An understanding of my interest in buying the car could help the dealer answer questions, provide insight, and otherwise act as more of an advisor to me in my journey as opposed to someone simply looking to make a sale. I was required to fill out my information again prior to test driving the car—also information that could be easily transferred from the configurator to the dealer—increasing the feeling of disconnect between the two phases. I should be able to just show up, have the dealer know who I am, and try out my car.
Returning to the Dealer
After my test drive was complete I returned to the dealership, where I found little to no draw into the sales process at all. I located an employee to let them know I was back. He asked whether I was purchasing the car for corporate or for private purposes. I responded that this was a private purchase and was promptly told that I was speaking to the wrong person … and that was it.
I was not really directed to the area or people I should be talking to, and was left to my own devices to figure it out. This is not the way someone who is about to make the second largest investment of his life wants to be treated. I find it ironic that when I go to get my mobile checked out at the Apple store I am treated orders of magnitude more importantly then when I’m about to make an investment in the tens of thousands of euros.
After talking to a sales representative and leaving the dealership, without a new car, I was again amazed by the dealer’s complete lack of follow-up. I felt like I went into a black hole with regards to follow-on marketing, calls, or any other communication. It was up to me to contact the company again if I decided I was still interested in the car. I was literally back at step one in the entire process.
This to me is the area where the dealership really needs to increase their use of digital marketing techniques. The fact that I actively sought out a specific car brand, went through the entire process of configuring the car online, and then took time out of my schedule to travel to the dealership to test drive the car means that I am probably a pretty good prospect for this business to do some follow-on marketing.
Now, this follow-on may not even need to come from the dealer—it should in fact come from the auto brand itself.

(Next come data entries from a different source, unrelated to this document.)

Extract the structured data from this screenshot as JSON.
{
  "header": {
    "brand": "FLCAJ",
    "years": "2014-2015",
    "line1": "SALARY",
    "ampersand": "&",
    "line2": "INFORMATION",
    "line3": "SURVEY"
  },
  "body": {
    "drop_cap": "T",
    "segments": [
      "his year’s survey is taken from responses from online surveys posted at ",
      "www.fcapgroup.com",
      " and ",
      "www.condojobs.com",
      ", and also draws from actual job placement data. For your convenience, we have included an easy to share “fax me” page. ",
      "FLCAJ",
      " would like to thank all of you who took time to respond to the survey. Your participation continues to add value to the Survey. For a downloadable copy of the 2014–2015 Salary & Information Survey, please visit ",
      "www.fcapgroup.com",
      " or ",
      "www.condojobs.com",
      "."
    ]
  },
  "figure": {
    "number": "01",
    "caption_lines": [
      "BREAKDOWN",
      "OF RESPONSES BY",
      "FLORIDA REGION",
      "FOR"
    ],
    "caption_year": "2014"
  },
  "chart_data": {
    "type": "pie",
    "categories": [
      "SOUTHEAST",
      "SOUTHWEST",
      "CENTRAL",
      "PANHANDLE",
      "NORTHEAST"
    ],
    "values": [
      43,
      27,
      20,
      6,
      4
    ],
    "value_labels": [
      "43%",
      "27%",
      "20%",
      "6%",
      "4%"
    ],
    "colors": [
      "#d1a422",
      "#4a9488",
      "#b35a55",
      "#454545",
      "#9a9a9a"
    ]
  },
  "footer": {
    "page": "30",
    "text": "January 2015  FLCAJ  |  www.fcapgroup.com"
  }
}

This would require the brand to find out from the dealer on how my test drive went, what questions I had, and any other relevant information that indicated my interest in the car. Digital marketing already has the ability to do this; it simply requires buy-in from both the brand and the dealer to close the loop with one another after my test drive.
A lot can be done to improve the horizontal experience between researching and test driving a car. Currently these are disconnected experiences, which left me feeling unsure of what car I wanted to buy, or whether I even wanted to buy one at all. The industry will need to better manage these two phases to create a differentiator experience for the customer that will improve brand perception and loyalty. Unfortunately for the retailers, if they cannot create this experience on their own, the auto makers will provide it, rendering the car lot salesperson a thing of the past.